L’éducation traditionnelle se meurt.

Le système traditionnel d’éducation se meurt aujourd’hui sans être véritablement remplacé. Dans les villes, il n’enthousiasme guère. Certains enlisés dans la modernité la déprisent. Ils pensent qu’on n’a pas besoin de traditions, de l’environnement ancestral du Kasaï pour se construire. Et pourtant qui dit tradition dit, par le fait même, transmission d’éléments vivants, soigneusement reçus et séculairement élaborés à l’intérieur d’un milieu ethnique. Comme dit Jousse, tout part d’intussusceptions66. L’homme, étant inséré dans le cosmos et face à ce cosmos, reçoit, enregistre, intussusceptionne, rejoue et élabore sa tradition. Il prend conscience de ce qui constitue l’environnement, des mécanismes spontanés et essaie dans la mesure du possible de les orienter et les diriger.

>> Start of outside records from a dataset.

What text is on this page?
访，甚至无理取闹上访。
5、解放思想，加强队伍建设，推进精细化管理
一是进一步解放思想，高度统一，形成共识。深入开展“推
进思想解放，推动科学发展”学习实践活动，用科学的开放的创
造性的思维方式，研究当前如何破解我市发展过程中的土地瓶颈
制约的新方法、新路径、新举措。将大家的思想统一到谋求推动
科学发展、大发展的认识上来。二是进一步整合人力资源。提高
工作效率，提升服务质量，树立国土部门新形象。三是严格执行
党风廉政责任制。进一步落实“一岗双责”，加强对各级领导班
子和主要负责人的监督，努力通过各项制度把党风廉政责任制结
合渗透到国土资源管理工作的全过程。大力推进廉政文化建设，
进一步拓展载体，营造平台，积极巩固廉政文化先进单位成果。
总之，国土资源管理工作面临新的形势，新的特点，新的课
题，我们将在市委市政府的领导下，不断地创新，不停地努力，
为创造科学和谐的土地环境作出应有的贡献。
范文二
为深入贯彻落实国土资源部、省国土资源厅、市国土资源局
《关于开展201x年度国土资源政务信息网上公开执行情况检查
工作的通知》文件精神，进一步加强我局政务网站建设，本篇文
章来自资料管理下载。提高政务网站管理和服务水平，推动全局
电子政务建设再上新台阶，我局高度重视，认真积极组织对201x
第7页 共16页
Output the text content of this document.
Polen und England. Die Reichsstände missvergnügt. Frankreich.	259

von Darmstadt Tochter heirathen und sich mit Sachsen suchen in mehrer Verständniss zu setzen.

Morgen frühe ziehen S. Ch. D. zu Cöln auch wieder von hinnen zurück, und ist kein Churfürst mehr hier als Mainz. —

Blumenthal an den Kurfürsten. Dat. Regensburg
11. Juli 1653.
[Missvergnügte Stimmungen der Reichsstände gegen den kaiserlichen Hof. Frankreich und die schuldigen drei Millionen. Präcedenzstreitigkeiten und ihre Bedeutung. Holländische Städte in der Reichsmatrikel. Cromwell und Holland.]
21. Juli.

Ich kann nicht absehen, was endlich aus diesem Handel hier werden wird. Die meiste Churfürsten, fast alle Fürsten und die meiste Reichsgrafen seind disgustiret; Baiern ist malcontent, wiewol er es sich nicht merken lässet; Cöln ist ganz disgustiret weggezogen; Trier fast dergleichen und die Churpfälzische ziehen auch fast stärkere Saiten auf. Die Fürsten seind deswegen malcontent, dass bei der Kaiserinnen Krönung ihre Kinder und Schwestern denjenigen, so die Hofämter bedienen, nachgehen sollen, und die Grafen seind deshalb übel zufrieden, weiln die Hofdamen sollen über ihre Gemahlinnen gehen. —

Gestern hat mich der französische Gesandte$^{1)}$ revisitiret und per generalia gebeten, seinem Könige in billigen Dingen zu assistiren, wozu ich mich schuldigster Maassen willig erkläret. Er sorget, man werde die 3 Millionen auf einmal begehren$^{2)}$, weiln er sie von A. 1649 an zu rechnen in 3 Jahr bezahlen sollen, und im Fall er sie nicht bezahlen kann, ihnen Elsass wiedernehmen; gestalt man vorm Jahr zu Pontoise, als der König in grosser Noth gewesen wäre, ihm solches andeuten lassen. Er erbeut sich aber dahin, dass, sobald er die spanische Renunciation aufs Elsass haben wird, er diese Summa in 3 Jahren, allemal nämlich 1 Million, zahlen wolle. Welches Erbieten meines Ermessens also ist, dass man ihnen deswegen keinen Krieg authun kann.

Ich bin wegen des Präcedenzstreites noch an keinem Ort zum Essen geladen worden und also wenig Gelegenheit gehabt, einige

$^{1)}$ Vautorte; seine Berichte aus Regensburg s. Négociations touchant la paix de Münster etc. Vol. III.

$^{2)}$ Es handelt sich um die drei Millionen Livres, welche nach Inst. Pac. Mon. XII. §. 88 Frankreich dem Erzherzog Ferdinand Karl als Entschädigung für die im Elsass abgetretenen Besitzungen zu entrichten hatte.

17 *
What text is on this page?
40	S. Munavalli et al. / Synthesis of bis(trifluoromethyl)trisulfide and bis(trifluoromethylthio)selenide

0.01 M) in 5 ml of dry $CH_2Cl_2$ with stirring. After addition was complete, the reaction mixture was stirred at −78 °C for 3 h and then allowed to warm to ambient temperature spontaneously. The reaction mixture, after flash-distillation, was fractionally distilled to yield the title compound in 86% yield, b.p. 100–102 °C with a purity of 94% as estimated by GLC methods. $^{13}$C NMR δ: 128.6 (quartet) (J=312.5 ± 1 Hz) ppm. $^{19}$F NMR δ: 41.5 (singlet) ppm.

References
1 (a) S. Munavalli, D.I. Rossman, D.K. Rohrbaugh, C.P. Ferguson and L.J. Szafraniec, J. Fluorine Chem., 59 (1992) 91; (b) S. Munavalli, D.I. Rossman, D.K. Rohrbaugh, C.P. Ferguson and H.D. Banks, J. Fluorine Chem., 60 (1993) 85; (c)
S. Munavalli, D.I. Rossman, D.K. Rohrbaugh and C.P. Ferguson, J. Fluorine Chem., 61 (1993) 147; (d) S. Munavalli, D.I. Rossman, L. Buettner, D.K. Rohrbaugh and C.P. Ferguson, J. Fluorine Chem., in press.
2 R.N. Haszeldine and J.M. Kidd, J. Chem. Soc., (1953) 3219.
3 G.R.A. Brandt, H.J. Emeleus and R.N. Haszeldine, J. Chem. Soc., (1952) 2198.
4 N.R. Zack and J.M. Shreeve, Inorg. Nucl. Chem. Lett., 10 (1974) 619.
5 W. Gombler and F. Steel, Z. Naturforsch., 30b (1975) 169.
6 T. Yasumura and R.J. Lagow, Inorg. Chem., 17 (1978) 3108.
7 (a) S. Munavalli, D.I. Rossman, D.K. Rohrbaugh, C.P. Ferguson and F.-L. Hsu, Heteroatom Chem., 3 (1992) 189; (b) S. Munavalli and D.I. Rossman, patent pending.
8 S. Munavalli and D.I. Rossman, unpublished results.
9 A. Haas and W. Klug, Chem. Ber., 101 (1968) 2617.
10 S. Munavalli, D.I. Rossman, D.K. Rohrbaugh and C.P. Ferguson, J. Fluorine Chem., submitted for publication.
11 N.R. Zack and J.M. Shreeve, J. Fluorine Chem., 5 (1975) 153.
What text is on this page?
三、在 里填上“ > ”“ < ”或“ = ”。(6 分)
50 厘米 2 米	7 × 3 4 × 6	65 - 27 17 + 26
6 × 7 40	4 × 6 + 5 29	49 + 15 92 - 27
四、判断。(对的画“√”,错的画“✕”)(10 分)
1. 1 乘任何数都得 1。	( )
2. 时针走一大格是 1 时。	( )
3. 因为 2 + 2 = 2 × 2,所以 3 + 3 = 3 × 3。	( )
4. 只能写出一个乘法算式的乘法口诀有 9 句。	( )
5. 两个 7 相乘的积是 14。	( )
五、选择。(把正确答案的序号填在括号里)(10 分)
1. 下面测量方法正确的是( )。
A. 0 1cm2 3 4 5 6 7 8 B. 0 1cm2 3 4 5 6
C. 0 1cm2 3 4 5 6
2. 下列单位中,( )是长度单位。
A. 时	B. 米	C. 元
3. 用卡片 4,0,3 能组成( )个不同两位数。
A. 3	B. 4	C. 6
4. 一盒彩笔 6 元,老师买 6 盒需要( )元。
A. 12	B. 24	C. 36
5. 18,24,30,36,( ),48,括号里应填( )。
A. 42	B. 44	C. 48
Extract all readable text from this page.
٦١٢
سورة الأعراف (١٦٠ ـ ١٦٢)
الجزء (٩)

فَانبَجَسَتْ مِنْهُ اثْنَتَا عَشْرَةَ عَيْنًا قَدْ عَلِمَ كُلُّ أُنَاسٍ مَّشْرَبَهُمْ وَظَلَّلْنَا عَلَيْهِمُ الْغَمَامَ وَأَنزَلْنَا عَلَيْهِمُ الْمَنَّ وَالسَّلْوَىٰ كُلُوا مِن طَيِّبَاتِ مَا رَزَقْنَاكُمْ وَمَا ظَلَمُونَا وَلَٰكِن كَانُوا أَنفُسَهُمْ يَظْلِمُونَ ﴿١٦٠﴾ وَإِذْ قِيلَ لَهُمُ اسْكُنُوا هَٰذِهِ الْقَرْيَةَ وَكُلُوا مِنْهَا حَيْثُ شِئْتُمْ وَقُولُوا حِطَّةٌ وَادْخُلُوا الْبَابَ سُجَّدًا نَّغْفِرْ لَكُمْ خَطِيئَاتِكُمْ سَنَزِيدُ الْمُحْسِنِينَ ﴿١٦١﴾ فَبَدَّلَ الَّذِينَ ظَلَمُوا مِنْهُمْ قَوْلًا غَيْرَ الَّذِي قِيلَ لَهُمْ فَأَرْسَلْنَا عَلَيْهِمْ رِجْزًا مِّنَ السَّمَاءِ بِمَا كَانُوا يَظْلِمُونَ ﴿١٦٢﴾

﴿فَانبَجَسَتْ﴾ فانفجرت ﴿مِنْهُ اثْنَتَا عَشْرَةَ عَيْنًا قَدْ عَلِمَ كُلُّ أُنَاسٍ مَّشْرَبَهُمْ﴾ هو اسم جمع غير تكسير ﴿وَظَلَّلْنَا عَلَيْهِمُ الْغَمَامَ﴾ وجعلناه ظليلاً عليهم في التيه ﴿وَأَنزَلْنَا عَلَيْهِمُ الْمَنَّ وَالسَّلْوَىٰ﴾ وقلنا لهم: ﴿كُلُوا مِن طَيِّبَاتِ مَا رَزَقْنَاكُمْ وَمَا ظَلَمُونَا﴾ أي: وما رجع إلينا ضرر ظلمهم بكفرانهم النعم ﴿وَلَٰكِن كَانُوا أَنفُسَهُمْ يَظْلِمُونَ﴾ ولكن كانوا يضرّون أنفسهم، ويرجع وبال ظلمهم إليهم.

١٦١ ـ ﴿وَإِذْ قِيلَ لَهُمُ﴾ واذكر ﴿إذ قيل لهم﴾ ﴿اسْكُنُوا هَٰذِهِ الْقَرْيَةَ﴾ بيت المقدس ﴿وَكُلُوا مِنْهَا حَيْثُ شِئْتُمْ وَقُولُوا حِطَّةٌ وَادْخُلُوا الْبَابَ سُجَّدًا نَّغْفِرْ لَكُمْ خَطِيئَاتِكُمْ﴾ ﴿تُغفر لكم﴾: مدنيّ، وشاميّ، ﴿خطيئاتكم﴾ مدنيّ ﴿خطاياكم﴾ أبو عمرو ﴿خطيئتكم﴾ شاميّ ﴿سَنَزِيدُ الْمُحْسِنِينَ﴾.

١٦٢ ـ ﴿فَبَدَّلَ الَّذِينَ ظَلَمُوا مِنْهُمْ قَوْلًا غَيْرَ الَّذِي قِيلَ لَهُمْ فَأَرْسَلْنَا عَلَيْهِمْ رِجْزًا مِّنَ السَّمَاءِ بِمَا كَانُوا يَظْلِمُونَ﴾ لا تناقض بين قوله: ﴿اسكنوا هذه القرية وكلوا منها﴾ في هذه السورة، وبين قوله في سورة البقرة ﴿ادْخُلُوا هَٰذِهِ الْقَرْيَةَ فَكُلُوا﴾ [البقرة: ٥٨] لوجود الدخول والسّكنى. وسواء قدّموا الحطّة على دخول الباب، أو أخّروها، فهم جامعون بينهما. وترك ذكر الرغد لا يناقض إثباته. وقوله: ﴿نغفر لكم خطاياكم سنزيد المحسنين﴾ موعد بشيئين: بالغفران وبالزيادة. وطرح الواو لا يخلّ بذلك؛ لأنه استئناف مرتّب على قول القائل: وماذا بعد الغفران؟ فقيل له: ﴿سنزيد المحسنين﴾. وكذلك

On ne doit pas l’oublier, les Anciens avaient gardé un vrai contact avec la terre, avec les rythmes de la nature. Ils savaient observer la nature. Les récits, les connaissances et les enseignements qu’ils ont légués sont fondés sur l’observation de phénomènes de la nature et de leur environnement, et sont des tentatives d’explication de ce qu’ils observaient. Pour élaborer leur science et leur sagesse, ils observaient leurs réalités vitales les plus immédiates. Certes, ils n’avaient pas de cadre et d’instruments d’observation actuels, mais cela ne signifie pas qu’ils n’y voyaient rien. On n’a pas à confondre ignorant et illettré. Les Anciens, hommes et femmes de style oral, étaient certes illettrés et non ignorants. Ils étaient informés par leur pays. Ce qu’ils transmettent n’est donc pas négligeable. N’est-ce pas des matériaux pour des recherches scientifiques aujourd’hui ?

La tradition c’est ce qui unit l’homme à son passé et à sa terre. Et ‘« les éléments traditionnels sont de vivantes ‘PERLES-LECONS’ de Style oral : Perles lentement ‘cristallisées’, méthodologiquement ‘enfilées’ en récitations ordonnées et comptées pour aider à leur vivante ‘utilisation’’ »67. C’est donc une erreur que de vouloir aller de l’avant sans penser qu’un lourd passé, plus profond que nous-mêmes, nous précède, nous possède et nous meut. N’est-il pas vrai qu’un arbre ne monte haut que dans la mesure où il plonge davantage ses racines dans le sol ?

Que l’on nous permette, pour terminer ce volet, de rapprocher la société traditionnelle du Kasaï des sociétés dites closes dont parle Bergson. Selon ce philosophe, dans la société close, l’homme fait corps avec la société ; lui et elle sont absorbés dans une même tâche de conservation individuelle et sociale. L’individu et la société sont tournés vers eux-mêmes, indifférents au reste des hommes. Il y a un substratum d’activité instinctive primitivement établi par la nature, où l’individuel et le social sont tout près de se confondre68. Les éléments de la société exercent les uns sur les autres la pression. L’éducation dans la société close consiste dans l’adoption des attitudes du groupe. Et comme, chez l’être humain, l’intelligence menace toujours de rompre sur certains points la cohésion sociale, on a trouvé dans ces sociétés closes un contrepoids à l’intelligence : la fabulation. On parlera des ancêtres, des dieux qui sont là pour protéger la cité, réprimer les délits, récompenser, apporter à l’individu un surcroît de force. Les interdictions qui protègent l’ordre social ont l’onction du religieux et du surnaturel. Cependant, pour qu’une société progresse, il faut des âmes qui s’ouvrent et rompent avec la nature qui les enferme en elles-mêmes et, dans la cité, des individualités privilégiées qui poussent la société en avant par leur réflexion et leurs créations. Bergson appelle une telle société, ouverte. La société close est censée immuable, la société ouverte est mouvement, mobilité en principe, elle s’enrichit constamment des apports du génie humain.

Dans le deuxième chapitre, nous allons étudier le système scolaire du Kasaï, nous le regarderons à la loupe pour voir s’il favorise l’éclosion d’individualités créatrices à même de pousser le Kasaï en avant.

Notes
66.

Pour Jousse, l’intussusception, c’est la saisie du monde extérieur (suscipere), porté à l’intérieur, (intus). Suscipere = amasser, cueillir, intus = d’un mouvement qui porte à l’intérieur de soi-même.

67.

JOUSSE (M.), L’anthropologie du geste, pp. 36-37.

68.

BERGSON (H.), Les deux sources de la morale et de la religion, Paris, P.U.F., 1967, p. 33.